When the data are risk-adjusted, it makes it possible to fairly compare hospital performance. In this report, the SIRs and SURs are adjusted for risk factors that may impact the number of infections reported by a hospital, such as type of patient care location, bed size of the hospital, patient age, and other factors. For more information, see NHSN’s Guide to the SIR pdf icon[PDF – 43 pages] or NHSN’s Guide to the SUR pdf icon[PDF – 26 pages].
The national baseline is aggregated data reported to CDC’s National Healthcare Safety Network (NHSN) during a historical baseline period that is used to “predict” the number of infections, or device days, expected to occur in a hospital, state, or in the country. HAI Progress Reports from 2015 data and forward utilize 2015 as the national baseline.
HAI Progress Reports for data prior to 2015 use the following time periods as the national baseline for the SIR.
|Type of HAI||Acute Care Hospitals||LTACHs and IRFs|
|Central line-associated bloodstream infections (CLABSI)||2006-2008||2013|
|Catheter-associated urinary tract infections (CAUTI)||2009||2013|
|Hospital-onset MRSA bacteremia (bloodstream infections),
Hospital-onset Clostridioides difficile infections
|Surgical site infections (SSI)||2006-2008||NA|
Statistical significance is a term used in the context of a statistical hypothesis test to determine if a finding is unlikely to have occurred by chance alone. A statistically significant test result means it is unlikely that the two groups sampled are different simply by chance alone (suggesting that the two populations sampled are, in fact, different). In this report, statistical hypothesis testing is used to compare a calculated standardized infection ratio (SIR) value to the value of 1.0. A statistically significant result from this test means there is statistical evidence that the calculated SIR is different than what would be predicted from the national baseline. In this report, statistical hypothesis testing is also used to compare two SIR values to each other.
CDC is taking a proactive approach with all states. We offer training and technical assistance to help states identify and assist healthcare facilities whose performance does not show effective prevention work. We encourage states to monitor their SIR so they can aid prevention efforts in problem areas and measure the effects of prevention work over time.
Validation is double-checking, or confirming, HAI data reported CDC’s National Healthcare Safety Network (NHSN). This generally involves an assessment to ensure that all relevant infections were captured in the system. It may also involve checking the accuracy, or quality, of the submitted data.
- CDC encourages healthcare facilities and states to validate the infection data they submit to NHSN.
- Currently, state health departments use different methods to validate HAI data that hospitals submit to NHSN. For example, some states only validate data from one facility while other states validate more widely.
- CDC is working with states to determine best practices and develop effective validation standards.
To learn more about validation definitions used in the current HAI Progress Report, see the report’s Glossary.

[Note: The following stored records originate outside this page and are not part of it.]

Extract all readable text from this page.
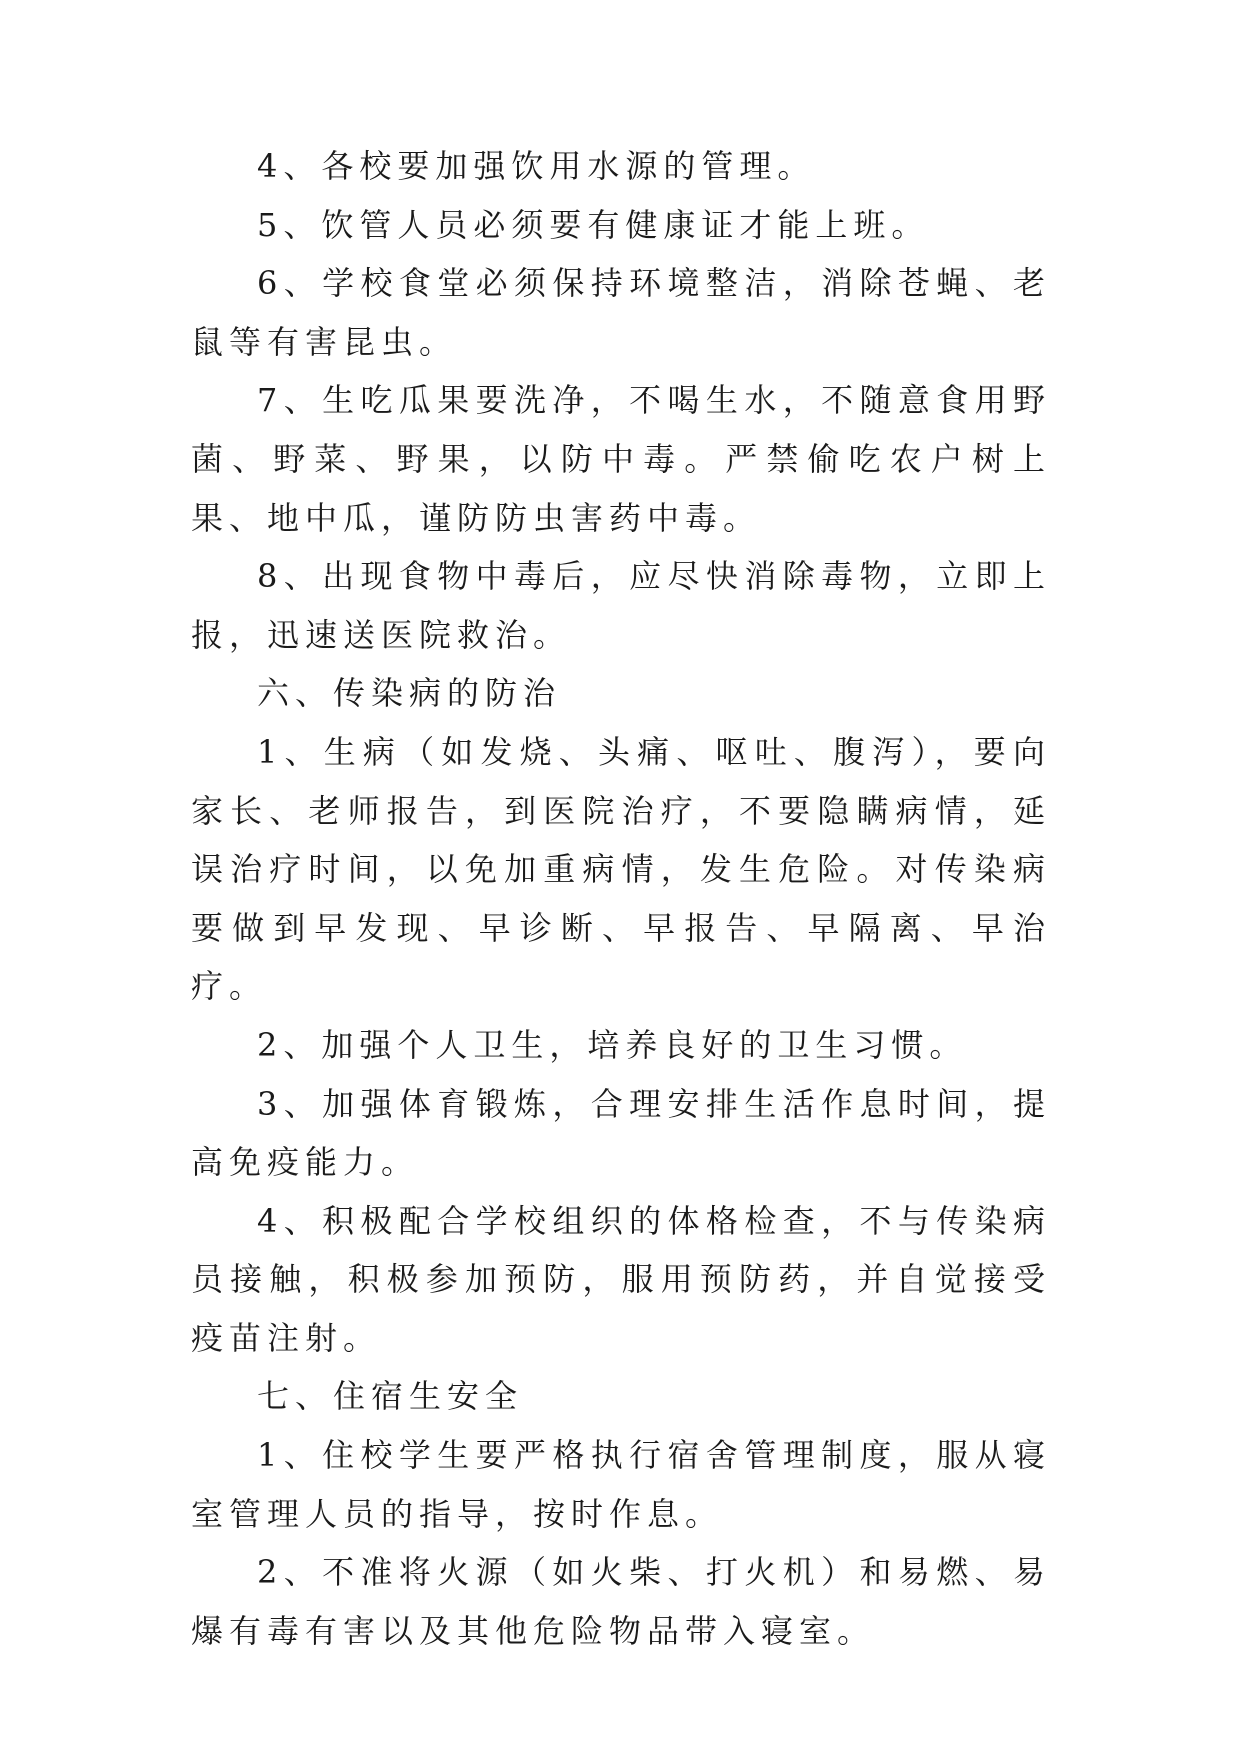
4、各校要加强饮用水源的管理。

5、饮管人员必须要有健康证才能上班。

6、学校食堂必须保持环境整洁，消除苍蝇、老鼠等有害昆虫。

7、生吃瓜果要洗净，不喝生水，不随意食用野菌、野菜、野果，以防中毒。严禁偷吃农户树上果、地中瓜，谨防防虫害药中毒。

8、出现食物中毒后，应尽快消除毒物，立即上报，迅速送医院救治。

六、传染病的防治

1、生病（如发烧、头痛、呕吐、腹泻），要向家长、老师报告，到医院治疗，不要隐瞒病情，延误治疗时间，以免加重病情，发生危险。对传染病要做到早发现、早诊断、早报告、早隔离、早治疗。

2、加强个人卫生，培养良好的卫生习惯。

3、加强体育锻炼，合理安排生活作息时间，提高免疫能力。

4、积极配合学校组织的体格检查，不与传染病员接触，积极参加预防，服用预防药，并自觉接受疫苗注射。

七、住宿生安全

1、住校学生要严格执行宿舍管理制度，服从寝室管理人员的指导，按时作息。

2、不准将火源（如火柴、打火机）和易燃、易爆有毒有害以及其他危险物品带入寝室。
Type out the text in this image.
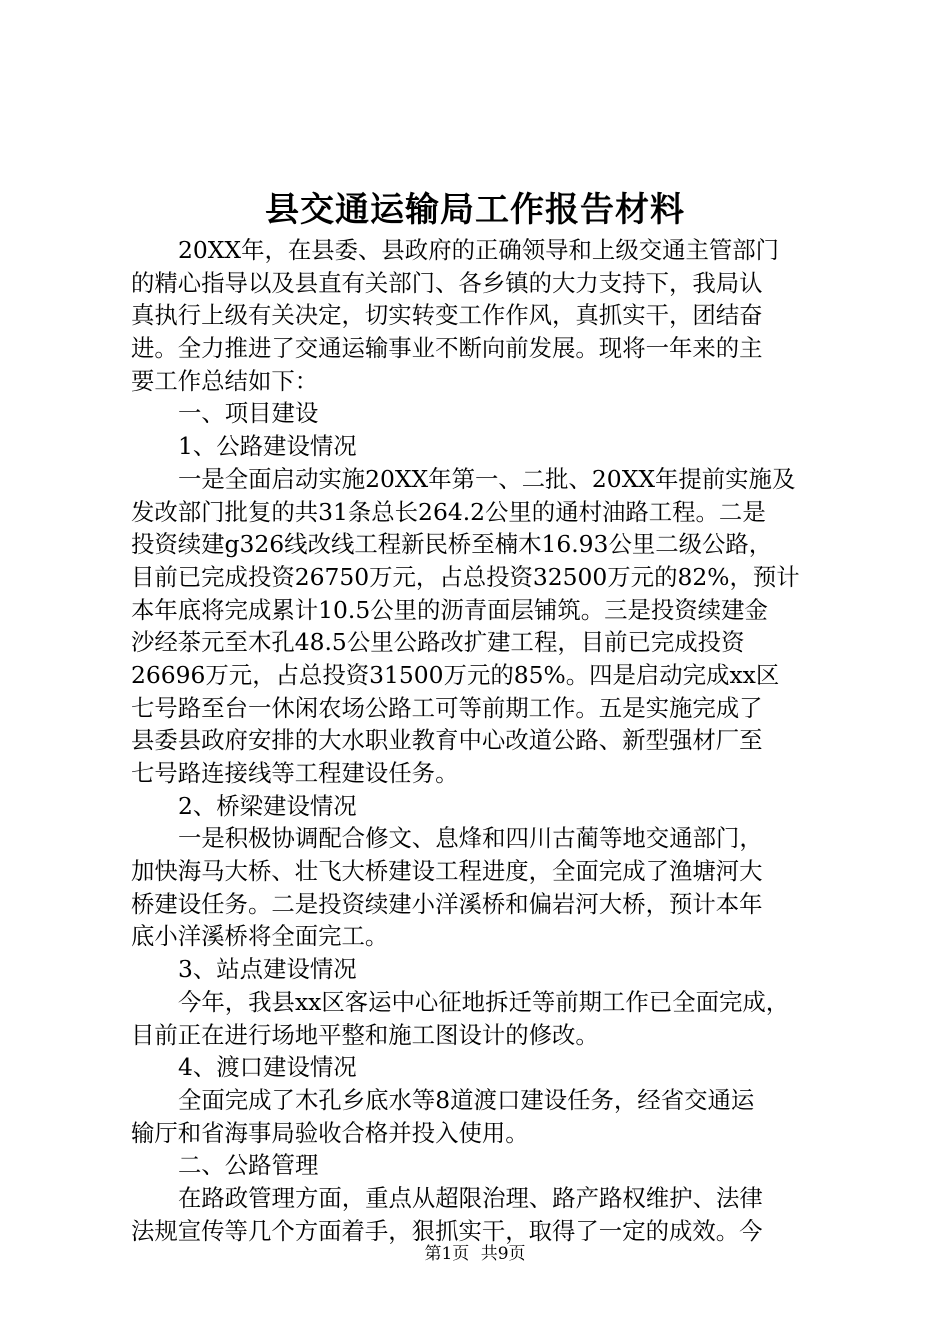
县交通运输局工作报告材料
20XX年，在县委、县政府的正确领导和上级交通主管部门
的精心指导以及县直有关部门、各乡镇的大力支持下，我局认
真执行上级有关决定，切实转变工作作风，真抓实干，团结奋
进。全力推进了交通运输事业不断向前发展。现将一年来的主
要工作总结如下：
一、项目建设
1、公路建设情况
一是全面启动实施20XX年第一、二批、20XX年提前实施及
发改部门批复的共31条总长264.2公里的通村油路工程。二是
投资续建g326线改线工程新民桥至楠木16.93公里二级公路，
目前已完成投资26750万元，占总投资32500万元的82%，预计
本年底将完成累计10.5公里的沥青面层铺筑。三是投资续建金
沙经茶元至木孔48.5公里公路改扩建工程，目前已完成投资
26696万元，占总投资31500万元的85%。四是启动完成xx区
七号路至台一休闲农场公路工可等前期工作。五是实施完成了
县委县政府安排的大水职业教育中心改道公路、新型强材厂至
七号路连接线等工程建设任务。
2、桥梁建设情况
一是积极协调配合修文、息烽和四川古蔺等地交通部门，
加快海马大桥、壮飞大桥建设工程进度，全面完成了渔塘河大
桥建设任务。二是投资续建小洋溪桥和偏岩河大桥，预计本年
底小洋溪桥将全面完工。
3、站点建设情况
今年，我县xx区客运中心征地拆迁等前期工作已全面完成，
目前正在进行场地平整和施工图设计的修改。
4、渡口建设情况
全面完成了木孔乡底水等8道渡口建设任务，经省交通运
输厅和省海事局验收合格并投入使用。
二、公路管理
在路政管理方面，重点从超限治理、路产路权维护、法律
法规宣传等几个方面着手，狠抓实干，取得了一定的成效。今
第1页 共9页
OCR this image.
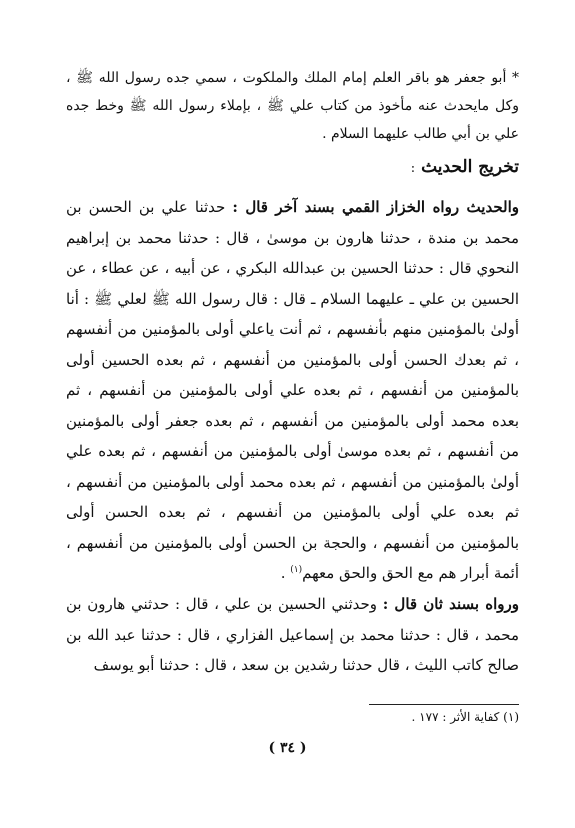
* أبو جعفر هو باقر العلم إمام الملك والملكوت ، سمي جده رسول الله ﷺ ، وكل مايحدث عنه مأخوذ من كتاب علي ﷺ ، بإملاء رسول الله ﷺ وخط جده علي بن أبي طالب عليهما السلام .
تخريج الحديث :
والحديث رواه الخزاز القمي بسند آخر قال : حدثنا علي بن الحسن بن محمد بن مندة ، حدثنا هارون بن موسىٰ ، قال : حدثنا محمد بن إبراهيم النحوي قال : حدثنا الحسين بن عبدالله البكري ، عن أبيه ، عن عطاء ، عن الحسين بن علي ـ عليهما السلام ـ قال : قال رسول الله ﷺ لعلي ﷺ : أنا أولىٰ بالمؤمنين منهم بأنفسهم ، ثم أنت ياعلي أولى بالمؤمنين من أنفسهم ، ثم بعدك الحسن أولى بالمؤمنين من أنفسهم ، ثم بعده الحسين أولى بالمؤمنين من أنفسهم ، ثم بعده علي أولى بالمؤمنين من أنفسهم ، ثم بعده محمد أولى بالمؤمنين من أنفسهم ، ثم بعده جعفر أولى بالمؤمنين من أنفسهم ، ثم بعده موسىٰ أولى بالمؤمنين من أنفسهم ، ثم بعده علي أولىٰ بالمؤمنين من أنفسهم ، ثم بعده محمد أولى بالمؤمنين من أنفسهم ، ثم بعده علي أولى بالمؤمنين من أنفسهم ، ثم بعده الحسن أولى بالمؤمنين من أنفسهم ، والحجة بن الحسن أولى بالمؤمنين من أنفسهم ، أئمة أبرار هم مع الحق والحق معهم$^{(١)}$ .
ورواه بسند ثان قال : وحدثني الحسين بن علي ، قال : حدثني هارون بن محمد ، قال : حدثنا محمد بن إسماعيل الفزاري ، قال : حدثنا عبد الله بن صالح كاتب الليث ، قال حدثنا رشدين بن سعد ، قال : حدثنا أبو يوسف
(١) كفاية الأثر : ١٧٧ .
( ٣٤ )
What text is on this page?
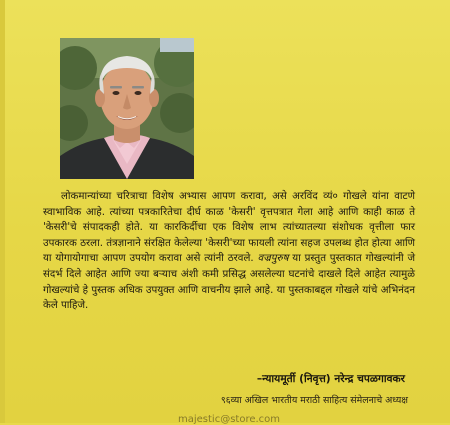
लोकमान्यांच्या चरित्राचा विशेष अभ्यास आपण करावा, असे अरविंद व्यं० गोखले यांना वाटणे स्वाभाविक आहे. त्यांच्या पत्रकारितेचा दीर्घ काळ 'केसरी' वृत्तपत्रात गेला आहे आणि काही काळ ते 'केसरी'चे संपादकही होते. या कारकिर्दीचा एक विशेष लाभ त्यांच्यातल्या संशोधक वृत्तीला फार उपकारक ठरला. तंत्रज्ञानाने संरक्षित केलेल्या 'केसरी'च्या फायली त्यांना सहज उपलब्ध होत होत्या आणि या योगायोगाचा आपण उपयोग करावा असे त्यांनी ठरवले. वज्रपुरुष या प्रस्तुत पुस्तकात गोखल्यांनी जे संदर्भ दिले आहेत आणि ज्या बऱ्याच अंशी कमी प्रसिद्ध असलेल्या घटनांचे दाखले दिले आहेत त्यामुळे गोखल्यांचे हे पुस्तक अधिक उपयुक्त आणि वाचनीय झाले आहे. या पुस्तकाबद्दल गोखले यांचे अभिनंदन केले पाहिजे.

–न्यायमूर्ती (निवृत्त) नरेन्द्र चपळगावकर
९६व्या अखिल भारतीय मराठी साहित्य संमेलनाचे अध्यक्ष
majestic@store.com
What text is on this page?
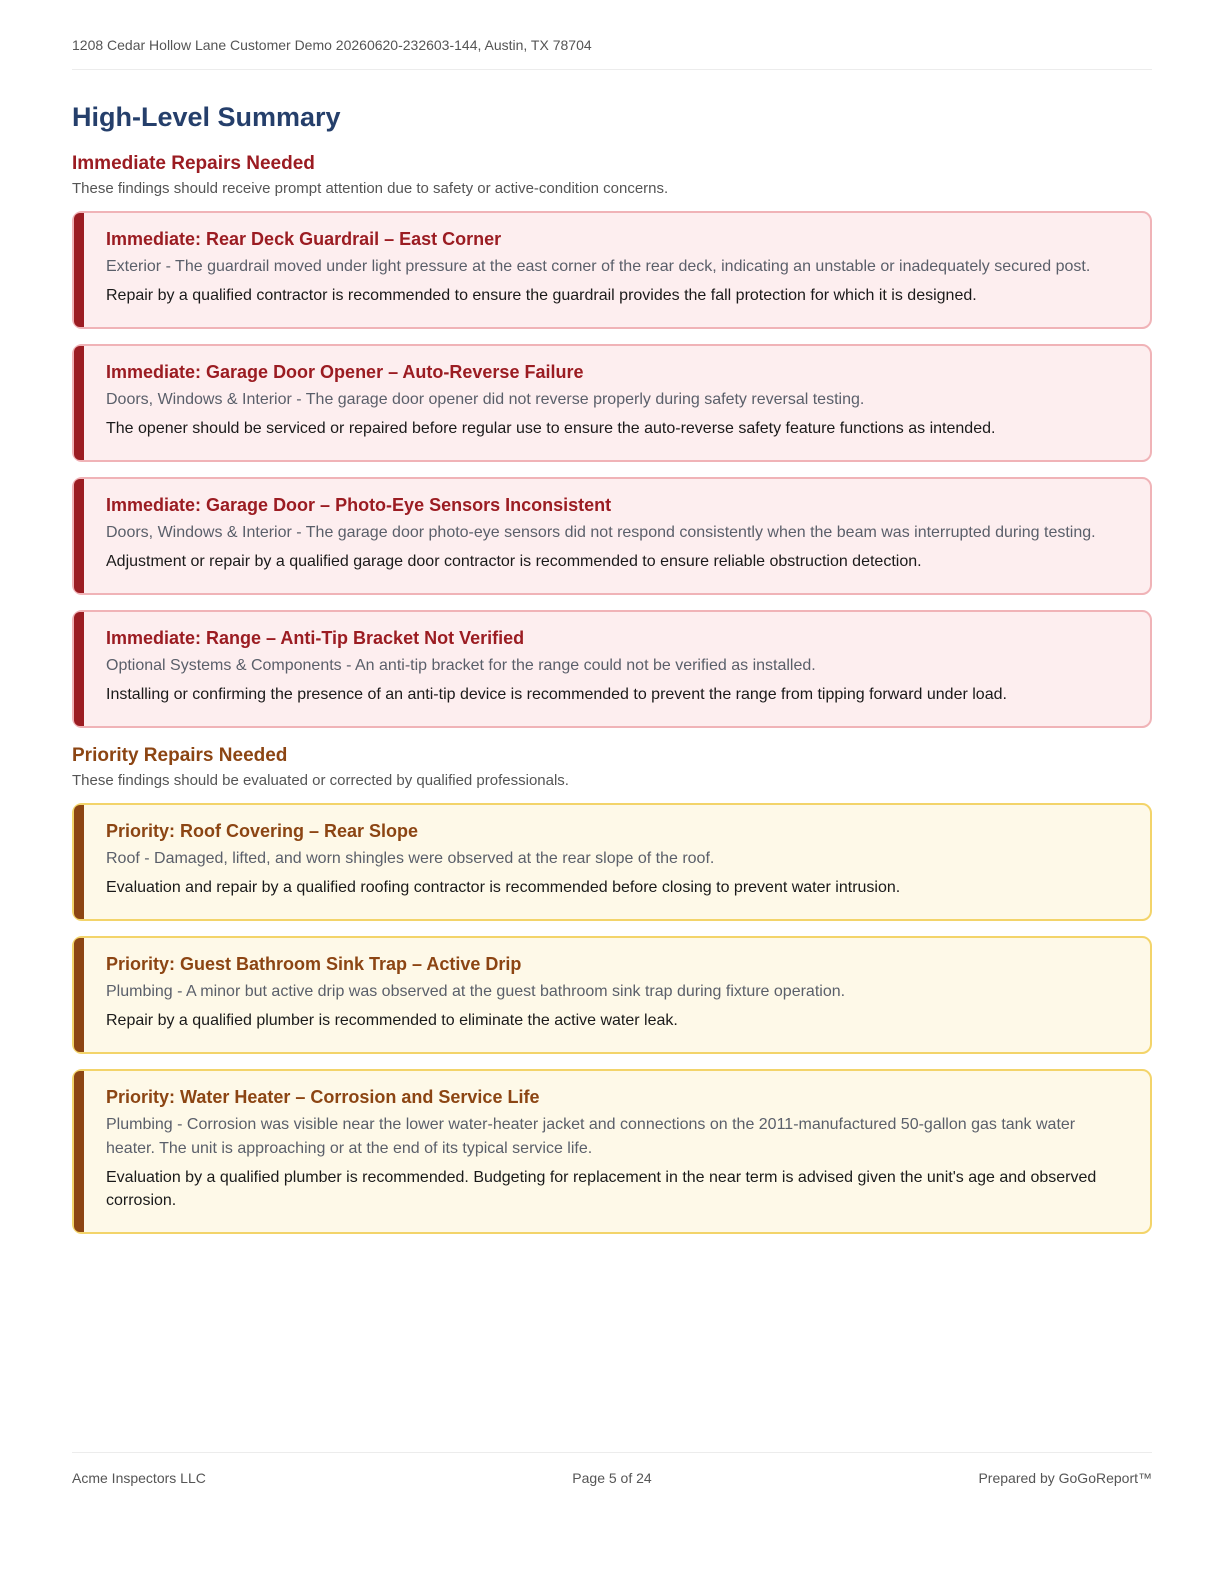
1208 Cedar Hollow Lane Customer Demo 20260620-232603-144, Austin, TX 78704
High-Level Summary
Immediate Repairs Needed

These findings should receive prompt attention due to safety or active-condition concerns.

Immediate: Rear Deck Guardrail – East Corner
Exterior - The guardrail moved under light pressure at the east corner of the rear deck, indicating an unstable or inadequately secured post.
Repair by a qualified contractor is recommended to ensure the guardrail provides the fall protection for which it is designed.
Immediate: Garage Door Opener – Auto-Reverse Failure
Doors, Windows & Interior - The garage door opener did not reverse properly during safety reversal testing.
The opener should be serviced or repaired before regular use to ensure the auto-reverse safety feature functions as intended.
Immediate: Garage Door – Photo-Eye Sensors Inconsistent
Doors, Windows & Interior - The garage door photo-eye sensors did not respond consistently when the beam was interrupted during testing.
Adjustment or repair by a qualified garage door contractor is recommended to ensure reliable obstruction detection.
Immediate: Range – Anti-Tip Bracket Not Verified
Optional Systems & Components - An anti-tip bracket for the range could not be verified as installed.
Installing or confirming the presence of an anti-tip device is recommended to prevent the range from tipping forward under load.
Priority Repairs Needed

These findings should be evaluated or corrected by qualified professionals.

Priority: Roof Covering – Rear Slope
Roof - Damaged, lifted, and worn shingles were observed at the rear slope of the roof.
Evaluation and repair by a qualified roofing contractor is recommended before closing to prevent water intrusion.
Priority: Guest Bathroom Sink Trap – Active Drip
Plumbing - A minor but active drip was observed at the guest bathroom sink trap during fixture operation.
Repair by a qualified plumber is recommended to eliminate the active water leak.
Priority: Water Heater – Corrosion and Service Life
Plumbing - Corrosion was visible near the lower water-heater jacket and connections on the 2011-manufactured 50-gallon gas tank water heater. The unit is approaching or at the end of its typical service life.
Evaluation by a qualified plumber is recommended. Budgeting for replacement in the near term is advised given the unit's age and observed corrosion.
Acme Inspectors LLC	Page 5 of 24	Prepared by GoGoReport™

Validation efforts should be taken into account when evaluating an individual state’s performance. States that validate data or use advanced methods to detect HAIs may find and report more infections than states that do not validate.
- Healthcare facilities in states that validate data may have greater familiarity and experience using the National Healthcare Safety Network (NHSN) protocol, and they may adhere to that protocol more meticulously knowing that their data may be subject to external validation.
- Not all state health departments have access to NHSN data or have access to NHSN data from every hospital included in this report.